日本に古くからあるヤクザと似てはいるが、そうした起こりや犯罪の内容も違う。組織のトップは首領(ドン)。首領の相談を受ける顧問役。その二人の下にアンダーボス。幹部、構成員…
とまあヤクザとは組織形態も歴史もまるで違うのだ。それでも共通しているのは、
暴力により、人を御す。ということだ
……と思っていた。数刻前までは。
そこまで以前読んだ本の内容を回想して、目を開く。
「…………。」
「………………。」
ヨコハマ市内の、周りをぐるりと住宅地に囲まれた公園。…の、更に奥の通路。
二人の男女が立っている。
一人は長身の赤髪の青年。壁に背を預けた姿勢で石像の如く動かない。時折公園の方に視線を投げ掛けていた。
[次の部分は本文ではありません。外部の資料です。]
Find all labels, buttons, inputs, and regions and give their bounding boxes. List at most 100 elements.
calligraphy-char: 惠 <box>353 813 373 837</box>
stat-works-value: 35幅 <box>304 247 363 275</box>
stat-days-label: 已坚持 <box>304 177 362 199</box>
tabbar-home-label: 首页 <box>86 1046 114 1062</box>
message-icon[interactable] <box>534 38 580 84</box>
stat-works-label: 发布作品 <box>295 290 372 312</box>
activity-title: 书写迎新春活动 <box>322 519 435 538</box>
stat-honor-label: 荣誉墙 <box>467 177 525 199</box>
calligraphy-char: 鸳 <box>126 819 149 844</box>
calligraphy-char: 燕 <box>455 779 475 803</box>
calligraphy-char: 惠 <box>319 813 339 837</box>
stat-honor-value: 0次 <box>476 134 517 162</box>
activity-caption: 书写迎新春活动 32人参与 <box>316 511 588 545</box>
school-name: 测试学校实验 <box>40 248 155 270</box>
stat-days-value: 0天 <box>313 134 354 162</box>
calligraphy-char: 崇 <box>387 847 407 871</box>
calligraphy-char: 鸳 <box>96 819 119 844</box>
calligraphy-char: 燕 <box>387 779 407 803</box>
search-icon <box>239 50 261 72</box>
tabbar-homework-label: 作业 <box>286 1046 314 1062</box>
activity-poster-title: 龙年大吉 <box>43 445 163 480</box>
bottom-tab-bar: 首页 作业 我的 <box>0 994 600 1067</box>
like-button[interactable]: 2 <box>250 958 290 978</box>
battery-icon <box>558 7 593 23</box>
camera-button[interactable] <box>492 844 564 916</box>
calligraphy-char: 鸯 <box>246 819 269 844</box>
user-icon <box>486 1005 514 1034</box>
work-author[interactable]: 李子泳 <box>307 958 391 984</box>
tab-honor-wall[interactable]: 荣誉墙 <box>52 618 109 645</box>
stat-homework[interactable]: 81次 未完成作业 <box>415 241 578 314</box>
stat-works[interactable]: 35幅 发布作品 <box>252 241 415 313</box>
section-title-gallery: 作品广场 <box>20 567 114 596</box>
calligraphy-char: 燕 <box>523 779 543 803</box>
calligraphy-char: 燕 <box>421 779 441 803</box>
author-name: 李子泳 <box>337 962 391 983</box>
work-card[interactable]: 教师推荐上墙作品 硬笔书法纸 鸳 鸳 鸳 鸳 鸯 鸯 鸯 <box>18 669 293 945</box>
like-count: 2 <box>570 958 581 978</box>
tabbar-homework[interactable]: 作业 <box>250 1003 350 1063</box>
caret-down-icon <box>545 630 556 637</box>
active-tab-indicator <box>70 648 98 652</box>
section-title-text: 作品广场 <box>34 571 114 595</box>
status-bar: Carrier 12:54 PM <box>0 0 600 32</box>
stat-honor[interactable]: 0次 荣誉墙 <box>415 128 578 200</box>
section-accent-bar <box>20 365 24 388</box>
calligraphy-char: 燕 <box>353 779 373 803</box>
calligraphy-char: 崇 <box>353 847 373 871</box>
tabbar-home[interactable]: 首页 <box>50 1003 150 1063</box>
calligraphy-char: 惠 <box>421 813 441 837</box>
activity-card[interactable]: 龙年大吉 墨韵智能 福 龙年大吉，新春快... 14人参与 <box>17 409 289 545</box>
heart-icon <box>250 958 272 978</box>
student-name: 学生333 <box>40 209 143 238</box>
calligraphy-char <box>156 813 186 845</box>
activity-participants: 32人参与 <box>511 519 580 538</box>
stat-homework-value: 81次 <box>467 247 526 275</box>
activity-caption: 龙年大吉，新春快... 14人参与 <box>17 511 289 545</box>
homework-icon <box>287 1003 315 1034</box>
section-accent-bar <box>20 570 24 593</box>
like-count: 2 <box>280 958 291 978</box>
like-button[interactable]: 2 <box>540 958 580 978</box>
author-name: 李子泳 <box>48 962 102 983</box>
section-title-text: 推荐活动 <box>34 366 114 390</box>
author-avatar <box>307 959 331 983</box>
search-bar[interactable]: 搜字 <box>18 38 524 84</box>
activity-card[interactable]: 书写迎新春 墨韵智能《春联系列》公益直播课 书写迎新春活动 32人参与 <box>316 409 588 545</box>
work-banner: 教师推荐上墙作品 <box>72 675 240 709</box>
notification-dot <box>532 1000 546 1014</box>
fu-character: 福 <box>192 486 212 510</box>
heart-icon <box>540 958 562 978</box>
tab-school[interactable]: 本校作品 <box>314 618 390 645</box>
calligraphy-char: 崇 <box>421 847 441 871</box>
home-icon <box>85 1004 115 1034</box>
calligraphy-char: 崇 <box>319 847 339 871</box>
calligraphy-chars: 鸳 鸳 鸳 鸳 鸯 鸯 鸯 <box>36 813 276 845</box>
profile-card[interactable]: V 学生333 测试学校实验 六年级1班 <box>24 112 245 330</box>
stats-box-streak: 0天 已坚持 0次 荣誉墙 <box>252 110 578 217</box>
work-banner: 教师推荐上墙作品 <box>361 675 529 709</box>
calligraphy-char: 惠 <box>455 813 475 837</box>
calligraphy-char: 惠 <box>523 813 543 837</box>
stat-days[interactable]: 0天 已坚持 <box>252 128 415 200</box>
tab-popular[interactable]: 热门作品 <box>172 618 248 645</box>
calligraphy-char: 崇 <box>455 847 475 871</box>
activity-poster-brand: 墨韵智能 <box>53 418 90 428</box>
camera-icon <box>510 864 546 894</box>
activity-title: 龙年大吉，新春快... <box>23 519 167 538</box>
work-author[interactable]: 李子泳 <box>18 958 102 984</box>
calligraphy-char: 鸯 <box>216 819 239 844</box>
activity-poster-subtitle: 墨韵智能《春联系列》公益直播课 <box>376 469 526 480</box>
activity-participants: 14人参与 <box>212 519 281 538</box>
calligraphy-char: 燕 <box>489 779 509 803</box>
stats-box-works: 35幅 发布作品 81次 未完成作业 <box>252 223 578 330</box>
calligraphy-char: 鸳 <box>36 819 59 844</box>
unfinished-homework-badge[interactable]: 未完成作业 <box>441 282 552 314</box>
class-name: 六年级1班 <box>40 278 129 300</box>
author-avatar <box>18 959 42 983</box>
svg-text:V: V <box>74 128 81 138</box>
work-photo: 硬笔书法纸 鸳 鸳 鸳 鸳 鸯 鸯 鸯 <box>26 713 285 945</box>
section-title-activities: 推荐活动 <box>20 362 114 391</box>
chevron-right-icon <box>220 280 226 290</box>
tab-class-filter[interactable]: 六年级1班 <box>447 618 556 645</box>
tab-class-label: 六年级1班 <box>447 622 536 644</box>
もう1人はまだ幼い、小学生位の少女だ。片手に双眼鏡を手に持ち、地面にしゃがみこんで公園の方を覗き込んでいる。そしてもう片方の手には何故か餡パンが握られていた。
まだ平日の昼間。正直不審極まりない二人は否応にも歩行者の視線を集めていたが、当人達は気にする素振りも無くただ謎の監視(?)体制を続けていた。
その片割れーー優凪、即ち私は餡パンをひと口齧って呟いた。
「来ませんね、猫さん」
「そうだな」
短い返事の後、こっそり優凪はため息をついた。
自身の両親の死について何か知っている事は無いかと上に問い合わせた所、どうやら遺体は回収され、事件に付いては周知されているのだそう。
でも私については捜索命令も出されていないらしい。なんでだ。
そして今、ポートマフィア下級構成員の織田作さんの仕事に付き添っている。
百歩譲って、そこまでは私も分かるのだがーーー
そこからやっていたのが、マフィア傘下の店に描かれた落書きを消した事。落書きの犯人だと思しき少年達にお説教。これがなかなか手強くて、私みたいな年少に叱られると宜しくないらしい。逆ギレされた。織田作さんが仲裁して何とか丸く収まったのだけど…。
その後はマフィアのフロント企業の幹部愛人の猫が行方知れずの為、捜索依頼を受けて今に至る。